Diversos jugadores de los Cowboys señalaron en la semana que era necesario y que es momento de ponerse a trabajar mejor en todos los aspectos del juego.

“Todos aquí estamos conscientes de que a estas alturas de la temporada no debería estar pasando esto“, dijo Elliott, quien suma cuatro partidos al hilo sin alcanzar las 100 yardas por primera vez en su carrera . “Tenemos que entrenar mejor y que jugar mejor. Hay que ejecutar, hay que evitar los castigos y hay que empezar fuerte desde la patada de salida.

“Todo mundo quiere saber qué está mal“, agregó Elliott. “Les diré qué está mal, simplemente, no hemos jugado buen futbol. No hemos salido a ejecutar como equipo. Hasta que no hagamos eso, será bien difícil ganar partidos“.

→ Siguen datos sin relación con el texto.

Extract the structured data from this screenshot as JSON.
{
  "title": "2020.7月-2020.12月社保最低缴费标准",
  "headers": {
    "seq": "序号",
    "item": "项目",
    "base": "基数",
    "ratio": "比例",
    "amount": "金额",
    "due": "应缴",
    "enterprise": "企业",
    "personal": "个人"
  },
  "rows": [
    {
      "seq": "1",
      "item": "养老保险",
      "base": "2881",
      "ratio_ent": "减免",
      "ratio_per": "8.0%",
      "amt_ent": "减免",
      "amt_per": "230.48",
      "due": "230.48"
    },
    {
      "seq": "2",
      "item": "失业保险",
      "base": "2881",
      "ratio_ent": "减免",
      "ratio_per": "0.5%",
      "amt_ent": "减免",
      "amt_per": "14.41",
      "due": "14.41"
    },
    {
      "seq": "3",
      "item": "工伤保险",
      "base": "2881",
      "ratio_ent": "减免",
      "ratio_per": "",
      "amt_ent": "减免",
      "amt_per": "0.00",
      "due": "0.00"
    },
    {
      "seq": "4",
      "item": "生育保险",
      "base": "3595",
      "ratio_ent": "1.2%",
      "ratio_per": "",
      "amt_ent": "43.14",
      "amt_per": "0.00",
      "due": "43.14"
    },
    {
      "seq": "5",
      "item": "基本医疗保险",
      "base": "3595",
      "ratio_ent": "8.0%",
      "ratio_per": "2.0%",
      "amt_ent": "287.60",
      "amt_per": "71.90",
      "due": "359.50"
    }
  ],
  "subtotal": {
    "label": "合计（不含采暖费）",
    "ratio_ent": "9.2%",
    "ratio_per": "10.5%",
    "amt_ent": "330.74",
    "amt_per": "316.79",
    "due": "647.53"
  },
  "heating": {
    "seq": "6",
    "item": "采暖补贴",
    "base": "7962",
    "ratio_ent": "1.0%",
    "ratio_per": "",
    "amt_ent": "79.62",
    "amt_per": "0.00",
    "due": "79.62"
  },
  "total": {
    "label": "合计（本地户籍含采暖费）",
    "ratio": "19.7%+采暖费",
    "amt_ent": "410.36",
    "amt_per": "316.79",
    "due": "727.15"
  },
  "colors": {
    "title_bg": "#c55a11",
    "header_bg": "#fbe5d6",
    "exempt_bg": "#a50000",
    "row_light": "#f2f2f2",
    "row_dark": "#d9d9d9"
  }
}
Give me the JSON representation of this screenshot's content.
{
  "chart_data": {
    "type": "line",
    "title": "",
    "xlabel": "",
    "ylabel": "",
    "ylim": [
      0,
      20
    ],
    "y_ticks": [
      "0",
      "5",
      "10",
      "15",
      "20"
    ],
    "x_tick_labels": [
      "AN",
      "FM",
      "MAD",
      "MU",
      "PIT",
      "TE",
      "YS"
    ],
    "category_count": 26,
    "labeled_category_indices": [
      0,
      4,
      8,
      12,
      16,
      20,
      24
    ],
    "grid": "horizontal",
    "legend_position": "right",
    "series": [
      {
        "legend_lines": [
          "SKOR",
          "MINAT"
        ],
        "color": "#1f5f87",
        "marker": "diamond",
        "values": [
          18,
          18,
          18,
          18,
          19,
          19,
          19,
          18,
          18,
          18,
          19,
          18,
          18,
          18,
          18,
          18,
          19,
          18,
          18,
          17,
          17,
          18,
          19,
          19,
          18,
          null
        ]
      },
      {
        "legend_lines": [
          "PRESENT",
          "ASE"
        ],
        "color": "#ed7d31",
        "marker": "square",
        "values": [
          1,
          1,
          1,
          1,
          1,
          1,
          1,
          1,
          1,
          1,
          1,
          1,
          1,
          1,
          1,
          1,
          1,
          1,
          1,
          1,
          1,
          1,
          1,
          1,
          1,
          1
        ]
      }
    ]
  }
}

Y tendrán que darse prisa, porque la temporada entra a su último cuarto de juego, a partir del partido contra un equipo de Chicago (6-6), que también está por debajo de las expectativas, aunque ha sumado dos triunfos consecutivos y parece enmendar el camino; que necesita ganar para seguir en la carrera hacia playoffs y que jugará este jueves en su estadio, con su gente y en su clima.

“Así es la naturaleza de la Liga Nacional de Futbol (NFL)“, mencionó Garrett. “Es duro cada semana. Vas a lidiar con adversidades durante el curso del año. Vas a lidiar con éxito durante el curso del año. Tienes que aprender de eso, seguir y estar listo para el siguiente reto. Así es la NFL“.